From John Adams to Roger Sherman, 17 July 1789

Richmond Hill July 17. 1789

Dear Sir

I have read over with Pleasure, your Observations on the new federal Constitution, and am glad of an opportunity to communicate to you my opinion of some Parts of them. it is by a free and friendly Intercourse of Sentiments that the Friends of our Country may hope for Such an unanimity of opinion and Such a Concert of Exertions, as may sooner or later produce the Blessings of good Government.

You Say "it is by Some objected, that the Executive is blended with the Legislature, and that those Powers ought to be entirely distinct and unconnected, but is not that a gross Error in Politicks? The united Wisdom and various Interests of a nation Should be combined in framing the Laws, by which all are to be governed and protected, though it would not be convenient to have them executed by the whole Legislature. The Supreme Executive in Great Britain is one branch of the Legislature, and has a negative on all the Laws; perhaps that is an extreme not to be imitated by a Republic, but the Negative vested in the President by the new Constitution, on the Acts of Congress, and the consequent Revision, may be very useful to prevent Laws being passed without mature deliberation; and to preserve stability in the Administration of Government. And the Concurrence of the Senate in the Appointment to office, will Strengthen the hands of the Executive, and Secure the Confidence of the People, much better than a Select Council and will be less expensive."

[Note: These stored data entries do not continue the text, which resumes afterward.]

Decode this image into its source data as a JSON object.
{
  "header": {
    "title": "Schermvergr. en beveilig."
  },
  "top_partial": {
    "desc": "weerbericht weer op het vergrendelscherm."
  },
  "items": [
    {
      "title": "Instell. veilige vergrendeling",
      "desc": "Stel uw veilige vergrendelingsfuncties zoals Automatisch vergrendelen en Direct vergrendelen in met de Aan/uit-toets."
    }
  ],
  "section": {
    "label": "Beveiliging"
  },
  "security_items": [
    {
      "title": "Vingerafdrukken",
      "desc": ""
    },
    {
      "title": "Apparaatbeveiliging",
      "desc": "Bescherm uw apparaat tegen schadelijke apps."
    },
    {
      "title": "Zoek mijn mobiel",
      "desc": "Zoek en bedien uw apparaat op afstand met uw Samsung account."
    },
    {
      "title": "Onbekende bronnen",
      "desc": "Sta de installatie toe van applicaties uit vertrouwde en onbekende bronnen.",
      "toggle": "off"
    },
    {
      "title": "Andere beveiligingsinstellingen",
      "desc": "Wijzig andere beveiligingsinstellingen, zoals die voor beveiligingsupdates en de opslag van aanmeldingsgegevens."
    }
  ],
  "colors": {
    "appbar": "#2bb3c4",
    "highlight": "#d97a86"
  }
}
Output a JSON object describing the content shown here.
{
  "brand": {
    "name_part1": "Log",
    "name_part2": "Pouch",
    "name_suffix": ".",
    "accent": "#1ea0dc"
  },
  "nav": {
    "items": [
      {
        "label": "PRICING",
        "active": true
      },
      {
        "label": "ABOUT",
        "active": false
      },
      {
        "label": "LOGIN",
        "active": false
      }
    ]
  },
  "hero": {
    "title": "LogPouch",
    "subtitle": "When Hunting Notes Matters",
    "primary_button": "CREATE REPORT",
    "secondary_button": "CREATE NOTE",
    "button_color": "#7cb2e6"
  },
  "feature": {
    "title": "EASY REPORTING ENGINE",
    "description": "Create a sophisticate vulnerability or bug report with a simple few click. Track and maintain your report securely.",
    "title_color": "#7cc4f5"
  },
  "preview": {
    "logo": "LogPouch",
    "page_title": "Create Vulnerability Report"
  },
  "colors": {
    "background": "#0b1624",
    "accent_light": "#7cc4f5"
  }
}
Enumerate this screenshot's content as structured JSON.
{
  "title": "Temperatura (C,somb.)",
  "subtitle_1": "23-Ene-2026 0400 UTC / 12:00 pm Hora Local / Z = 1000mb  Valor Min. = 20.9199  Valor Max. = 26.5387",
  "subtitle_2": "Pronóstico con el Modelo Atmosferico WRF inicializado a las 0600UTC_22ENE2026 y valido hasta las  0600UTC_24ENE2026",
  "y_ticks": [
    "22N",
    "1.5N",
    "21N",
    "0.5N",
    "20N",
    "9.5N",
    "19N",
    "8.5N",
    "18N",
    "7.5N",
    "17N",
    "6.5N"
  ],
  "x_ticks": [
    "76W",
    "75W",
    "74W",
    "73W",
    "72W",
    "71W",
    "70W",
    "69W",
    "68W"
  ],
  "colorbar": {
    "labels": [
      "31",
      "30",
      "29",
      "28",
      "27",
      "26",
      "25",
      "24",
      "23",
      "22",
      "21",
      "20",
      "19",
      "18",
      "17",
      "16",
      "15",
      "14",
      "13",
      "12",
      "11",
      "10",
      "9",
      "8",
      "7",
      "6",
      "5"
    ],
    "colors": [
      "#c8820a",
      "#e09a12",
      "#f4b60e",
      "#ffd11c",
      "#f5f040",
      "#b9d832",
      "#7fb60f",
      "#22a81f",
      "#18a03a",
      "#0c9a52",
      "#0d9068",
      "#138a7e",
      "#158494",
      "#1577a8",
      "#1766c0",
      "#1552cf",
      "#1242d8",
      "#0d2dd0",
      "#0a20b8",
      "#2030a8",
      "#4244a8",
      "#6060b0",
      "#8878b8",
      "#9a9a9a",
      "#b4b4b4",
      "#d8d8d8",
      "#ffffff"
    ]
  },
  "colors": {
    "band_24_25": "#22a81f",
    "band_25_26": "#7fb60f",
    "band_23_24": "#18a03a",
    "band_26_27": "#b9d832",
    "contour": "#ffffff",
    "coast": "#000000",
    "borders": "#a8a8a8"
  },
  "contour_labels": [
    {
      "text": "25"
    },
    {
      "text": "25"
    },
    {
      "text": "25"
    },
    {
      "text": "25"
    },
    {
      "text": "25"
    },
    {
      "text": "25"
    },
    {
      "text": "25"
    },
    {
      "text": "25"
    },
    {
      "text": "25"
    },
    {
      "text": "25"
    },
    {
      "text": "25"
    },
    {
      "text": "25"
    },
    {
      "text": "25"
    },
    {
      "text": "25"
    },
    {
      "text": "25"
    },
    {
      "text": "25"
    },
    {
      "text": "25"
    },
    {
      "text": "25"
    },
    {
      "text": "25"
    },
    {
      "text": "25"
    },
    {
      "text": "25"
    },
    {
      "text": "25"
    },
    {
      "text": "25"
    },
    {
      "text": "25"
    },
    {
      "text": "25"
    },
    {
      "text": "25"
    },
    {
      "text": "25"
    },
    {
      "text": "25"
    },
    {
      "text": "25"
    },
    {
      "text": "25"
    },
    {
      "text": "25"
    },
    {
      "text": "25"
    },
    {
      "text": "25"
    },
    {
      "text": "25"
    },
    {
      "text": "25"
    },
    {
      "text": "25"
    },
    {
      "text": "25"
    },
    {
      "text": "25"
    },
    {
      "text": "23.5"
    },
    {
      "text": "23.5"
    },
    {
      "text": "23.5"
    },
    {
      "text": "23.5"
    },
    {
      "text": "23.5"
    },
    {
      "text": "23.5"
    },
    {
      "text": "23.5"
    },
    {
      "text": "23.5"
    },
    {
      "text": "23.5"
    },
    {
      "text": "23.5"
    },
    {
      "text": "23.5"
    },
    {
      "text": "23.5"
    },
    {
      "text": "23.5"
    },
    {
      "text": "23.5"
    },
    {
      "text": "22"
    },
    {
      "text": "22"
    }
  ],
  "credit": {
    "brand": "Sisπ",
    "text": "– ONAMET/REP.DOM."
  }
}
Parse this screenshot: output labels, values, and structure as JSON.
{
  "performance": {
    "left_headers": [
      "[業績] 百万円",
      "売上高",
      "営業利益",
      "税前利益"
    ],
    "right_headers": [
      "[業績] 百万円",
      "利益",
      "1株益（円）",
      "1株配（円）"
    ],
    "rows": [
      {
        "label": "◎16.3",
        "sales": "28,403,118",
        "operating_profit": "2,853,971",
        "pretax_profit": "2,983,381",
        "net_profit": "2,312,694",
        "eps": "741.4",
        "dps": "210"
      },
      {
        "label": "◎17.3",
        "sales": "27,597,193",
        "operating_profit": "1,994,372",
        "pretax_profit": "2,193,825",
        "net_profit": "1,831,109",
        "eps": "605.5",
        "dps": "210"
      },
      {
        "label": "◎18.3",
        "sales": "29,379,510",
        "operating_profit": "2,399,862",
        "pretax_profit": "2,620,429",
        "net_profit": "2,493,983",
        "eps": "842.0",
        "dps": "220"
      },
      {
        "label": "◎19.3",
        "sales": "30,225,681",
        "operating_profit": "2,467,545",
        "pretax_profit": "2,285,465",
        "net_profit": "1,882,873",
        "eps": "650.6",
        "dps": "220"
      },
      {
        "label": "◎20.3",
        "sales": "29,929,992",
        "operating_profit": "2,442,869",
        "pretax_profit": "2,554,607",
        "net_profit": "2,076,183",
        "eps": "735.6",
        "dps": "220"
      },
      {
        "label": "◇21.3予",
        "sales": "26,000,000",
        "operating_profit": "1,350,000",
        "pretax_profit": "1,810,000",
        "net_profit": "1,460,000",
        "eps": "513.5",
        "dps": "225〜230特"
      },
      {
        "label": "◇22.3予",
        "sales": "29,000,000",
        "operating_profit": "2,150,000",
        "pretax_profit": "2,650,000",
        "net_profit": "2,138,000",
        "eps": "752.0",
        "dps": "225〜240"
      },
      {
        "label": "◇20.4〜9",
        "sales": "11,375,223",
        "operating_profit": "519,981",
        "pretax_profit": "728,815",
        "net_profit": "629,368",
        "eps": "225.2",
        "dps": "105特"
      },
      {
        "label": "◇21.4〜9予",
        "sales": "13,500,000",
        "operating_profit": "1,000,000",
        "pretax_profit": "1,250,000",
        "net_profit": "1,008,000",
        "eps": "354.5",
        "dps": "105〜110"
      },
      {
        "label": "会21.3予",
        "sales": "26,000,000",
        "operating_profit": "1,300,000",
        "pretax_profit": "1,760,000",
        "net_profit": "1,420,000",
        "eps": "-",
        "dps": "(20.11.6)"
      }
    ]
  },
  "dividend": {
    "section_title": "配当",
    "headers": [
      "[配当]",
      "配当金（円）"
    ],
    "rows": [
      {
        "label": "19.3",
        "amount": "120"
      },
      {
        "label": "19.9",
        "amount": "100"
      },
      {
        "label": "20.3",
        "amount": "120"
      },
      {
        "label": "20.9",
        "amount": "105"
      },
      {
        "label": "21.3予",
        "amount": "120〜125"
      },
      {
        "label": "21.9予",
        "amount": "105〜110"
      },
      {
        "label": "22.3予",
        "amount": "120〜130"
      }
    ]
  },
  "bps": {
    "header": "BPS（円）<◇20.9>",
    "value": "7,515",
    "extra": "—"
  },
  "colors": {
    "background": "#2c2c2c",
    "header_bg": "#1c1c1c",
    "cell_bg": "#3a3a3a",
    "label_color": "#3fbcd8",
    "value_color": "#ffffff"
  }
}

Is it then "an extreme not to be imitated by a Republic, to make the Supreme Executive a Branch of the Legislature, and give it a Negative on all the Laws?" if you please we will examin this Position, and See whether it is well founded. In the first Place what is your definition of a Republic? Mine is this, A Government, whose Sovereignty is vested in more than one Person. Governments are divided into Despotisms, Monarchies, and Republics. A Despotism is a Government, in which the three Divisions of Power, the Legislative, Executive and Judicial are all vested in one Man. A Monarchy is a Government, where the Legislative and Executive Powers are vested in one Man; but the Judicial, in other Men. in all Governments the Sovereignty is vested in that Man or Body of Men, who have the Legislative Power. in Despotisms and Monarchies therefore, the Legislative Authority being in one Man, the Sovereignty is in one Man. in Republicks, as the Sovereignty <[. . .]> that is the Legislative Power is always vested in more than one, it may be vested in as many more as you please. In the United States, it might be vested in two Persons, or in three Millions or in any intermediate Number, and is every Such Supposable Case the Government would be a Republic, in conformity to these Ideas Republics have been divided into three different Species, monarchical, Aristocratical and Democratical Republics. England is a Republic; a monarchical Republic it is true: but a Republic Still: because the Sovereignty, which is the Legislative Power, is vested in more than one Man: it is equally divided indeed between the one, the few, and the many: or in other Words between the three natural Divisions of Mankind in every Society; the monarchical, the Aristocratical and the Democratical. it is essential to a monarchical Republic, that the Supream Executive Should be a Branch of the Legislature, and have Negative on all the laws.—I Say essential because, if Monarchy were not an essential Part of the Sovereignty the Government would not be a monacharical Republic. Your Position therefore is clearly and certainly an Error, because the Practice of G. Britain in making their Supreme Executive a Branch of the legislative and giving it a Negative on all the Laws, must be imitated, by every Monarchical Republic.—

I will pause here if you please—but if you will give me leave, I will write you another Letter or two upon this subject. mean time I am with / unalterable friendship yours

John Adams.

MHi: Foster Family Autograph Collection.